Il y avait en effet dans la réciprocité des besoins et des facilités de circulation, le germe d’un riche développement de vie urbaine. Son expression la plus brillante fut au Moyen âge, où, dans un espace restreint, on vit ports maritimes, centres industriels, stations de batellerie, marchés à grains, se correspondre comme les pièces d'un organisme économique. Mais les racines dont naquit cette féconde et exubérante frondaison urbaine plongent plus loin dans le passé.

On vit de bonne heure, à l’Est comme à l’Ouest de l’Escaut, des villes se former sur la zone où les croupes crayeuses s’inclinent au seuil de la dépression humide. A portée des grandes voies romaines qui se dirigeaient vers la Bretagne et la Germanie, au sommet des croupes, aux issues des vallées, sur les éminences détachées, naquirent des postes militaires, noyaux de villes : Térouanne dans la partie bien définie et non marécageuse de la vallée de la Lys, Arras entre une ceinture de coteaux, Cambrai au débouché de l’Escaut, ou bien sur les monticules isolés dans la plaine, Cassel, Tournai. Telle fut la première série urbaine qui tint longtemps les clefs de la contrée et même des contrées voisines. L’arrivée des Francs à Tournai, Cambrai fut l’indice précurseur de leur prépondérance dans le Bassin parisien.

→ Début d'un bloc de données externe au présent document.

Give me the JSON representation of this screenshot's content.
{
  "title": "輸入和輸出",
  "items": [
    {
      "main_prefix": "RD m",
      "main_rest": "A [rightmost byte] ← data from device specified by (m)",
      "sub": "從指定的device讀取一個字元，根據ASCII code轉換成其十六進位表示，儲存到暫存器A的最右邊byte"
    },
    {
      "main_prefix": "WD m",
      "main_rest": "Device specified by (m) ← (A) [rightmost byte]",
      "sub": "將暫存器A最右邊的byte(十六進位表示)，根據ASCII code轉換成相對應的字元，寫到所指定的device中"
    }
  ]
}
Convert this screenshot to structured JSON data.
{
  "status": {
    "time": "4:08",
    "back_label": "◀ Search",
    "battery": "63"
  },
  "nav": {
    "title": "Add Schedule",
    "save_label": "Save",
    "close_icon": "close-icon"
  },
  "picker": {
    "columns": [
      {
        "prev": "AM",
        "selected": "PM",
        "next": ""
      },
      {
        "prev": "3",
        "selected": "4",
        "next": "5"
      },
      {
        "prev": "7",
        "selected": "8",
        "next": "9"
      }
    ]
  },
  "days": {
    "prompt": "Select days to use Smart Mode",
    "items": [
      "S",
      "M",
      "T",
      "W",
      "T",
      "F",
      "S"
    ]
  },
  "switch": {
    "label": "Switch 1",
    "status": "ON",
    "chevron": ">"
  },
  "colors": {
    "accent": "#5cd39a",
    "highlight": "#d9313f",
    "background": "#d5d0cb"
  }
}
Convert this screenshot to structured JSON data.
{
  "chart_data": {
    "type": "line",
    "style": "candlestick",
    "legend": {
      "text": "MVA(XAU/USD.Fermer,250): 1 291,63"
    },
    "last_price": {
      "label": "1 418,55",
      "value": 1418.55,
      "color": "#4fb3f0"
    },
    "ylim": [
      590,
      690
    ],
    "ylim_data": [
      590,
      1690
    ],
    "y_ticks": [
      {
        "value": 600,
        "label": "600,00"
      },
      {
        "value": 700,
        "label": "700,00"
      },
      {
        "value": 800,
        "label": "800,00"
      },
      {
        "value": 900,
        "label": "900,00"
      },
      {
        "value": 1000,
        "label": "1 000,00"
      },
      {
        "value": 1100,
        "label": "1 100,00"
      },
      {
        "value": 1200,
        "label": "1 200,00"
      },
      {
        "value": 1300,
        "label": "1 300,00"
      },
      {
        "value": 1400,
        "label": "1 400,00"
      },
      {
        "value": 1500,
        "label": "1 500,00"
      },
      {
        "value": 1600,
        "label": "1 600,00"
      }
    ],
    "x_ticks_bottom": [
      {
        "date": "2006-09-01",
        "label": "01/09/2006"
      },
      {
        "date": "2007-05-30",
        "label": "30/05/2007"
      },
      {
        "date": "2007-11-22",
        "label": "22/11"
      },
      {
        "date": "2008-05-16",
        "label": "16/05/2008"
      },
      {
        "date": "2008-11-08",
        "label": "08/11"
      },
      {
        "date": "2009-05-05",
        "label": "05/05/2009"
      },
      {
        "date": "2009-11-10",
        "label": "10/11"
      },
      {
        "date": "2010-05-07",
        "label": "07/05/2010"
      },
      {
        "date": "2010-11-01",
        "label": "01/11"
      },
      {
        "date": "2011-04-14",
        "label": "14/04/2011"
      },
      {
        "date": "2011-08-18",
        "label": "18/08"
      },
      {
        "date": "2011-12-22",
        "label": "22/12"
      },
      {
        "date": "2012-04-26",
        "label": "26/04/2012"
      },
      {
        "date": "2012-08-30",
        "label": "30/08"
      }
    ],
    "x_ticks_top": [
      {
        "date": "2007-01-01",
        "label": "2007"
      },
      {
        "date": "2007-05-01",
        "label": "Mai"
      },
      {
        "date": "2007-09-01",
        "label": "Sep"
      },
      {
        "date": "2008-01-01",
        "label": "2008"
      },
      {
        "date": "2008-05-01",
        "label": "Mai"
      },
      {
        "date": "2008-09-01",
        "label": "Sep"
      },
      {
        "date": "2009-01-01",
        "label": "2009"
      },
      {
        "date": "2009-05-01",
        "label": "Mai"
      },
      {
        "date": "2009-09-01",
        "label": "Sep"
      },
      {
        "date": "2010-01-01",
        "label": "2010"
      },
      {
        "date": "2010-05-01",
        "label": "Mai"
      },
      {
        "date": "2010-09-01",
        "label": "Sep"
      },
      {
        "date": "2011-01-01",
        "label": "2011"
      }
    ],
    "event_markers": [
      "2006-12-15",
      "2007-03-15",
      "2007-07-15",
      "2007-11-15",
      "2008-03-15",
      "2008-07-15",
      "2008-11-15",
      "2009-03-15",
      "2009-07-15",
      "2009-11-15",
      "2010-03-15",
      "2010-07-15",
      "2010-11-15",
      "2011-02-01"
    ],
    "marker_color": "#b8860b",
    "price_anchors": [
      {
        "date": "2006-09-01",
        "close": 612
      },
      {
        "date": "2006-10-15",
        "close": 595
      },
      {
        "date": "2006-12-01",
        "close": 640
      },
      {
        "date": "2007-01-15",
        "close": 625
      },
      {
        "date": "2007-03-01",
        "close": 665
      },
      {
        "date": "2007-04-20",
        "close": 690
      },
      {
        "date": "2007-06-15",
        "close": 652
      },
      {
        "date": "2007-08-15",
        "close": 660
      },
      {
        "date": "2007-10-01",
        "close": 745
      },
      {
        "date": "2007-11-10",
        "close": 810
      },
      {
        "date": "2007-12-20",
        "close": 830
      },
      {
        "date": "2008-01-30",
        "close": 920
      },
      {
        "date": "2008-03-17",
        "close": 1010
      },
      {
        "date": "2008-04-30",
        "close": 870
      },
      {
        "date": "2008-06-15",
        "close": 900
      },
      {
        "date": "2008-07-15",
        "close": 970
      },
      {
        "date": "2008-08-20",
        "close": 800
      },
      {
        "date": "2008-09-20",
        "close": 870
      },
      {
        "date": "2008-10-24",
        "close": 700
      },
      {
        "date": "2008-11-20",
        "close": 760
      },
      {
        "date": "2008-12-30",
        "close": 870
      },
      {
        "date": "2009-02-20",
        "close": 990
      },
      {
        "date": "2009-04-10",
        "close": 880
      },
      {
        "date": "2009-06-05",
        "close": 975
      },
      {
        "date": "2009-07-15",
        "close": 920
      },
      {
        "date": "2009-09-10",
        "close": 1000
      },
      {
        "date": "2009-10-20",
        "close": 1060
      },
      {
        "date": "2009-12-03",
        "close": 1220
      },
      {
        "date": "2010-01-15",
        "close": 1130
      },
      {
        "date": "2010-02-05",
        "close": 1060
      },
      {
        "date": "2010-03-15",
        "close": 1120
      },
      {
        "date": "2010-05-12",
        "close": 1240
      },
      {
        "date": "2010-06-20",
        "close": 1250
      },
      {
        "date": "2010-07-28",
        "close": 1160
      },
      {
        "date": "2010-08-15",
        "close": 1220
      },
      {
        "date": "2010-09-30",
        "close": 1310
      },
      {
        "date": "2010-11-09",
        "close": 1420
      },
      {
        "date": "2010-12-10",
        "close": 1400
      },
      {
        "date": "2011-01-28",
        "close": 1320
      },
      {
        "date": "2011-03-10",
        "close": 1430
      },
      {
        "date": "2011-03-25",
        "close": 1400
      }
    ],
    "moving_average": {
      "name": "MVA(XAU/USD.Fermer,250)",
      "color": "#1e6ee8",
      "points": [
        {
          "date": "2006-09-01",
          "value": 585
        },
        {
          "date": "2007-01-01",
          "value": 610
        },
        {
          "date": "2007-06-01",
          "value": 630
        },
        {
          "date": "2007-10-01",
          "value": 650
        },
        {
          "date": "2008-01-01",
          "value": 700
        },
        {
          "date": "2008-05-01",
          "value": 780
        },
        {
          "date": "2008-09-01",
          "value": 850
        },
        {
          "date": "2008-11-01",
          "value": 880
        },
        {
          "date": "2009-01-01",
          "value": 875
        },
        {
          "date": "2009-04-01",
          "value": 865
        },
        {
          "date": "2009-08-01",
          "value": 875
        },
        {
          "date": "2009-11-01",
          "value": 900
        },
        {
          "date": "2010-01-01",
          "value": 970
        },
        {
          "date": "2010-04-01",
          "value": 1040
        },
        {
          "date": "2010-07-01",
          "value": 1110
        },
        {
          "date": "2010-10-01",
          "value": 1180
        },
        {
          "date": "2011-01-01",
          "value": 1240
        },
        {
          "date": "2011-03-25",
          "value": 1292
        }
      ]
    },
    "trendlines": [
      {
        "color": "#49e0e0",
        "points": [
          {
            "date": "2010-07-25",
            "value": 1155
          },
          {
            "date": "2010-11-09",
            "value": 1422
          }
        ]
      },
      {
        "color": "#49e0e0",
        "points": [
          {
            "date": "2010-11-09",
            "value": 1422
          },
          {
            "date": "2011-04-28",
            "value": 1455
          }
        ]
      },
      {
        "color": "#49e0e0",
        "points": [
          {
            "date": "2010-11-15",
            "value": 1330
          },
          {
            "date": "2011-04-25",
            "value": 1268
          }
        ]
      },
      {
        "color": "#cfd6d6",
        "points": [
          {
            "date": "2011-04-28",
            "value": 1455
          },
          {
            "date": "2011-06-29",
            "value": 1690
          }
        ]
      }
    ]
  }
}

La vie urbaine resta primitivement attachée à cette première zone : c’est seulement plus tard, surtout du IXe au XIIe siècle, que, dans les marais longtemps disputés par la mer, dans les tourbières qui de Saint-Omer à Marchiennes bordent la lisière de l’Artois, ou dans les lacis fluviaux enveloppant des îles, naquit une nouvelle génération de cités, bien plus variées, plus originales et destinées à une bien autre fortune : Lille, Gand, Bruges, etc., virent le jour. C’est alors que la vie s’insinua par nombre d’artères jusque dans l’intérieur même de la contrée ; qu’elle créa, en rapport avec les villes maritimes, les marchés de grains de Béthune, Saint-Omer, Bergues, Douai ; qu’elle ébaucha, par la ligne des marais qui sillonnent le pied des côtes crayeuses, le système futur de canalisation. Plus tard, ces marais servirent de fossés à des places fortes. Elles sont nombreuses, les villes grandes ou petites qui, derrière leurs larges fossés, ont arrêté des invasions, soutenu des sièges et conservé une légende guerrière. Serrées dans leurs rouges remparts de briques, elles ont presque toutes quelque histoire glorieuse de frontière à raconter, et ce n’est pas sans regrets que la plupart voient aujourd’hui tomber leur armure.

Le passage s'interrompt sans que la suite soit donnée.